Organic vs paid

Organic vs paid

Attracting attention and growing a brand are key to developing a company. One way is to use social media as an effective PR and marketing channel, sharing the latest announcements from clients that will best position them in the spotlight. However when it comes to social media there is a choice to be made – do you take the paid or organic route?

There are benefits to both. Small businesses often have to compete with large multinational companies. These have a wide, established reach and a satisfied audience. Breaking into this market is difficult enough from a PR perspective, let alone social media. Paid can be the answer here.

However, meaningful messaging is often more important than follower numbers. Hitting the right note with an audience and consistently delivering content that will actually be returned to and engaged with can have a better impact on sales than paid can achieve. Here, organic growth is the answer.

Paying for followers
Paid advertising is an immensely powerful tool – especially on LinkedIn, where you can target an audience. A little bit of funding goes a long way, giving social media teams a helping hand in competing with larger, well-established companies. Follower numbers grow quickly and many platforms allow businesses to jot down lists of contacts that will then help out the sales team. It seems to be a no-brainer.

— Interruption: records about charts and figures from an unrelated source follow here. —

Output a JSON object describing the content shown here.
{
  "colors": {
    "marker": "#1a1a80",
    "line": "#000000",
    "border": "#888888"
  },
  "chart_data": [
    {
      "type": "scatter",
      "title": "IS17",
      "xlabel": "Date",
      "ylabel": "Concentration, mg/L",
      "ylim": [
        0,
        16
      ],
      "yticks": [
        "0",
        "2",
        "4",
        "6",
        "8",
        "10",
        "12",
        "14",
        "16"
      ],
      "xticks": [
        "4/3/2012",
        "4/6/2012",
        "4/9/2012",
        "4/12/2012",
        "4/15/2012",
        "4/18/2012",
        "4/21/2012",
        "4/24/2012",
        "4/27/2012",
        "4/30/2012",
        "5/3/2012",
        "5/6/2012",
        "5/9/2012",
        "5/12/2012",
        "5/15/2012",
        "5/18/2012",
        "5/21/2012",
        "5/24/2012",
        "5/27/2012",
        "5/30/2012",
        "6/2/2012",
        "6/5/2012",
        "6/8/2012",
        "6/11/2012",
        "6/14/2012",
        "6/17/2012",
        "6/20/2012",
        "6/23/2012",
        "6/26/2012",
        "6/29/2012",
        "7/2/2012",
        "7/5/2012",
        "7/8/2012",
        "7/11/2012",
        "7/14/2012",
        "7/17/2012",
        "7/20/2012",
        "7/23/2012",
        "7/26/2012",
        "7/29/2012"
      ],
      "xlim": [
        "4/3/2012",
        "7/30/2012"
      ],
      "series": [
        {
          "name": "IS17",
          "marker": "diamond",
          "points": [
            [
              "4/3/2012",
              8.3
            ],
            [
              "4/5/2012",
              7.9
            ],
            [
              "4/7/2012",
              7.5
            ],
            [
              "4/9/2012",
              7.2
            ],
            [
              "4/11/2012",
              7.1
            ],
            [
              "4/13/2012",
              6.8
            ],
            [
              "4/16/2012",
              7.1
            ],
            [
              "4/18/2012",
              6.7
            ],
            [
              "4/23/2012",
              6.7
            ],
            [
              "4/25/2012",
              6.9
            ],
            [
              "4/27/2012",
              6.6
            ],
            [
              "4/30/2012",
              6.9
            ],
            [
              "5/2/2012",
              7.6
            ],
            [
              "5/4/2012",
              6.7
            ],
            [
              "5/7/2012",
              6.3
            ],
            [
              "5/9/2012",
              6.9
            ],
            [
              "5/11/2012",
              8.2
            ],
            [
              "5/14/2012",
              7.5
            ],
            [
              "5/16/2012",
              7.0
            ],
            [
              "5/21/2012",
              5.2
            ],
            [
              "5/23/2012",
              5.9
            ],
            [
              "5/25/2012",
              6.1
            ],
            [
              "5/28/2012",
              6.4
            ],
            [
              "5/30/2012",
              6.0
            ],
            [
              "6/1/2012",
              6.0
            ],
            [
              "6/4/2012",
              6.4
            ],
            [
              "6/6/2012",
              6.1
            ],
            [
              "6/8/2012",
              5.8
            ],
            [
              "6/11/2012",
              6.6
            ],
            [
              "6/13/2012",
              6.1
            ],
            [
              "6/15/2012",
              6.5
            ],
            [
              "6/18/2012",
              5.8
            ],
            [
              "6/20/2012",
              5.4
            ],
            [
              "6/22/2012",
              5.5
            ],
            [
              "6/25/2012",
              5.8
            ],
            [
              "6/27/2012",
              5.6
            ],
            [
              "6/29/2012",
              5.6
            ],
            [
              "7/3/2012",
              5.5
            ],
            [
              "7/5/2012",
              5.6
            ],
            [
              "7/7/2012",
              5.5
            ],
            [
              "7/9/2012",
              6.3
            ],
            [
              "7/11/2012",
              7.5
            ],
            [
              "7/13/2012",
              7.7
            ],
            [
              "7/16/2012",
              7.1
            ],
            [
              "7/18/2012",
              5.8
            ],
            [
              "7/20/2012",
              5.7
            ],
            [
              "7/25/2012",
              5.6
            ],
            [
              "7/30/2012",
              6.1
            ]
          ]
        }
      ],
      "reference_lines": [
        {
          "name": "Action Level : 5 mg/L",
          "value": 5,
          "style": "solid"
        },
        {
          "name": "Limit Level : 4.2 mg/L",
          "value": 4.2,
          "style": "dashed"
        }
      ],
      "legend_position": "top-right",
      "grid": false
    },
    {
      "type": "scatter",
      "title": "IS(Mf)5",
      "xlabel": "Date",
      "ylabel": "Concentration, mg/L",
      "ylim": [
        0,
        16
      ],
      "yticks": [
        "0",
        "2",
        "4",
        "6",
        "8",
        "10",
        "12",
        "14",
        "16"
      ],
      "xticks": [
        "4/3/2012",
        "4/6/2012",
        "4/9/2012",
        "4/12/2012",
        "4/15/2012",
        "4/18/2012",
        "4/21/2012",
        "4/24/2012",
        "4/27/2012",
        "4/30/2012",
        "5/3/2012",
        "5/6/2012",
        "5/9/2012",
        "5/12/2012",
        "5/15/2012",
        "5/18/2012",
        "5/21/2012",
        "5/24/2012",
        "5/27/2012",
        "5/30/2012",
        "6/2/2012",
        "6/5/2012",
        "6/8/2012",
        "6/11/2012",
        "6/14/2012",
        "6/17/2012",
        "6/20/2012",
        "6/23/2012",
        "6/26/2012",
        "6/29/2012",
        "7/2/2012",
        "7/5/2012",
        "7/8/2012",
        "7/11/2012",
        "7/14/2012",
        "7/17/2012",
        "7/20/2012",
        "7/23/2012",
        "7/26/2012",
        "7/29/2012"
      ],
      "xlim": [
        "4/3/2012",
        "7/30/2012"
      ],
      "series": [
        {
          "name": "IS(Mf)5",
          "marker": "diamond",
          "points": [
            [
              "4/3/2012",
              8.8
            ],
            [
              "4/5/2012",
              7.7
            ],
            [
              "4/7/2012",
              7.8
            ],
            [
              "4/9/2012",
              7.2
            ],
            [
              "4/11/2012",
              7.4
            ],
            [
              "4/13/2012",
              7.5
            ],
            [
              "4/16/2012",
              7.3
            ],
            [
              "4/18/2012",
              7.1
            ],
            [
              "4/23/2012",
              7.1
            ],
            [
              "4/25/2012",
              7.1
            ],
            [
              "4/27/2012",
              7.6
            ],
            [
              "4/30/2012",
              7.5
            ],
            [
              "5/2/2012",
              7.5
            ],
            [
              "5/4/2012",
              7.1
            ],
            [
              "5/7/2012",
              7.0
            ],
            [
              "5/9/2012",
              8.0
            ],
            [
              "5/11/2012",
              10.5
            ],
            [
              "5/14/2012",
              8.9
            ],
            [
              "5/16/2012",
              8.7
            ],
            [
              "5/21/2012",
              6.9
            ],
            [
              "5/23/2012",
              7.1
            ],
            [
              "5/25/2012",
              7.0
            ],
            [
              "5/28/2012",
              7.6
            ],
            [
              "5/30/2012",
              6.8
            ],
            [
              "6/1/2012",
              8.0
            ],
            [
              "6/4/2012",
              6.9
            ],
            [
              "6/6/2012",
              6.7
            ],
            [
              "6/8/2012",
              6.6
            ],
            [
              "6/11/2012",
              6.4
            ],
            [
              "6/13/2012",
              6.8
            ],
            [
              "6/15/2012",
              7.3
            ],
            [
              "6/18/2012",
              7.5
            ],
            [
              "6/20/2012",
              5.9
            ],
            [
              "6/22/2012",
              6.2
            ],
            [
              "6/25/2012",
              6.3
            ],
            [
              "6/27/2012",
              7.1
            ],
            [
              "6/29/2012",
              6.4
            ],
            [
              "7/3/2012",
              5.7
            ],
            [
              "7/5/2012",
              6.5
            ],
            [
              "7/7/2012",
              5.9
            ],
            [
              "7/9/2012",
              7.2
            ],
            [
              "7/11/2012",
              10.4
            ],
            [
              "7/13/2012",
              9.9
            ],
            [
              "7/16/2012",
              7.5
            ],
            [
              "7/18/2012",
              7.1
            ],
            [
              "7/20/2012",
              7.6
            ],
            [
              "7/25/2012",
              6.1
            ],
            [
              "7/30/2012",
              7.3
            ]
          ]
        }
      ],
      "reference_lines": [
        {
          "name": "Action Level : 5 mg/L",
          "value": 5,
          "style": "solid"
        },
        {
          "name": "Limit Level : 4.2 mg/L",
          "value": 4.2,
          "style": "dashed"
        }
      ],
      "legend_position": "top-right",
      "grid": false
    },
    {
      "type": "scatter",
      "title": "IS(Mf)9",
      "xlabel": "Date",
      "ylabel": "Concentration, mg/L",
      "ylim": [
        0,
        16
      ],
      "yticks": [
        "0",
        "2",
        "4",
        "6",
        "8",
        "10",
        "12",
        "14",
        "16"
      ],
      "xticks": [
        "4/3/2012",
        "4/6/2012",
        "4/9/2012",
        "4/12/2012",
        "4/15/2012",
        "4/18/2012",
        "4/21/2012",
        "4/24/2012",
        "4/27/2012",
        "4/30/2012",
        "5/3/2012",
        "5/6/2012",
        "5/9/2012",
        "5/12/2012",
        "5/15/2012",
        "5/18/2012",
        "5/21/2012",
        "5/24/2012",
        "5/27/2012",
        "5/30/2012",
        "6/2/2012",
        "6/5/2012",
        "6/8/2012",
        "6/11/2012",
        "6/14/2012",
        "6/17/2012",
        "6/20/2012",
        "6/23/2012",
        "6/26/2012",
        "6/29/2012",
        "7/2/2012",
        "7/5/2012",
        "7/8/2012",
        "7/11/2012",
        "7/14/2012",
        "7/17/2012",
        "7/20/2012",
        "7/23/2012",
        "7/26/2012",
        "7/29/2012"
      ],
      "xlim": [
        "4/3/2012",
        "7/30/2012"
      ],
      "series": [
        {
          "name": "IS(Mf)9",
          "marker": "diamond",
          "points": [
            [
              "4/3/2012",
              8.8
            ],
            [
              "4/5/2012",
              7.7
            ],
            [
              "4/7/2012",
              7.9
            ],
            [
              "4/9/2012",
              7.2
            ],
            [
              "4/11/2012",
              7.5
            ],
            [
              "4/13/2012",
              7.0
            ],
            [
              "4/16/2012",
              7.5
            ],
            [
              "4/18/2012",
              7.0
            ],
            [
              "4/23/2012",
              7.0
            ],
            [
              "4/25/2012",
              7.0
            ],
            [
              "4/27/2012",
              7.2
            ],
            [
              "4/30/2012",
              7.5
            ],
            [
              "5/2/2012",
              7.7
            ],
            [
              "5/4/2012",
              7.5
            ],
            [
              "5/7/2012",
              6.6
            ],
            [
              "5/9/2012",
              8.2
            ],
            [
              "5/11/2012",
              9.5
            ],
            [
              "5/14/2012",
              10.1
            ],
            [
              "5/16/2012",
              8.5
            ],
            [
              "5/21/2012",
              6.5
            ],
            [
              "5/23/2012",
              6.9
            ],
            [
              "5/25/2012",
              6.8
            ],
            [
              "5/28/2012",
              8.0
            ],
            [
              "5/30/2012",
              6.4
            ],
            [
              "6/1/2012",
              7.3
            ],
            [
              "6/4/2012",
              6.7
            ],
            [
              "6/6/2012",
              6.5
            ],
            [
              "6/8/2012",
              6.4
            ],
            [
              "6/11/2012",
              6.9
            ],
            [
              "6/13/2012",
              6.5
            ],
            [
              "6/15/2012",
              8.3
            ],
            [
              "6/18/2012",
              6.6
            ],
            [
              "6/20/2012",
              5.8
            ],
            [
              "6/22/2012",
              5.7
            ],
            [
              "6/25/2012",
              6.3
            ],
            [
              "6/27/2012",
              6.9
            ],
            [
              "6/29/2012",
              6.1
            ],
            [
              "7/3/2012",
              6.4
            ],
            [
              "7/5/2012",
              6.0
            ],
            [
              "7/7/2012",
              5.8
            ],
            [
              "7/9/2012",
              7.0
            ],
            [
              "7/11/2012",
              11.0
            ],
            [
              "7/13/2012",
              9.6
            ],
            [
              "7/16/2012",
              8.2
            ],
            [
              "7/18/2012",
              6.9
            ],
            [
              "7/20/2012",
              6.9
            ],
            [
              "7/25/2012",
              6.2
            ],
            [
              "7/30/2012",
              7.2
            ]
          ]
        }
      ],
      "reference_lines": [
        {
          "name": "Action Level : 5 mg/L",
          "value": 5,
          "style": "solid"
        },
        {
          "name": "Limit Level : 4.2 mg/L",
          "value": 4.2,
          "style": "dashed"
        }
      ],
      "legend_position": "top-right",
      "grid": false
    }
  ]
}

The process is attractive and almost addictive, especially for those who have been trying the organic route for years.

Is there even a point to organic?
Building a Twitter or other social following from the ground up is a challenge – anyone who has tried it can attest to the often complicated process of creating interesting content, following the right people and pushing handles everywhere possible. It can at times feel like begging for an audience to listen to you.

However, by taking away the shortcut of paid, an interesting dynamic is created between follower and company. Check most generic company Twitter accounts that boast millions of followers and you’ll quickly notice they get five or six retweets and a handful of likes per post – who is listening to their content if not their masses of fans? Head to a small, hand picked company Twitter account and you’ll see similar – if not more – engagement. Organic growth means that the people who follow an account actually care about the content being put out.

Speaking of content – removing the shortcut of paid creates a quality requirement. If what is being posted isn’t good enough and fails to attract an audience, there is no other way that account is going to grow. We recently completed a campaign for World IP Day, sharing one Tweet per hour that celebrated a leading woman innovator. With videos, blogs, social cards and more, the client’s organic following ate up and re-shared this content with abandon. A lack of paid required a new approach – one that put the company in the spotlight.

So what company are you?
There is something to be said for getting a message out to as many people as quickly as possible, and nothing will do that better than paid. Unless, of course, the social media team can come up with a cracking, one-of-a-kind campaign. Again: it all depends on time, money and available resources.

The choice your company needs to make is whether they value large follower numbers and a wide reach more than a core, hand-picked group of followers that actually care. The choice is yours, but we advocate a mix, with an emphasis on organic. This way, when it’s time to boost a campaign, core followers are there to actively share and promote the content, encouraging a wider audience to participate. It’s a win-win situation that effectively builds on the strengths of both approaches.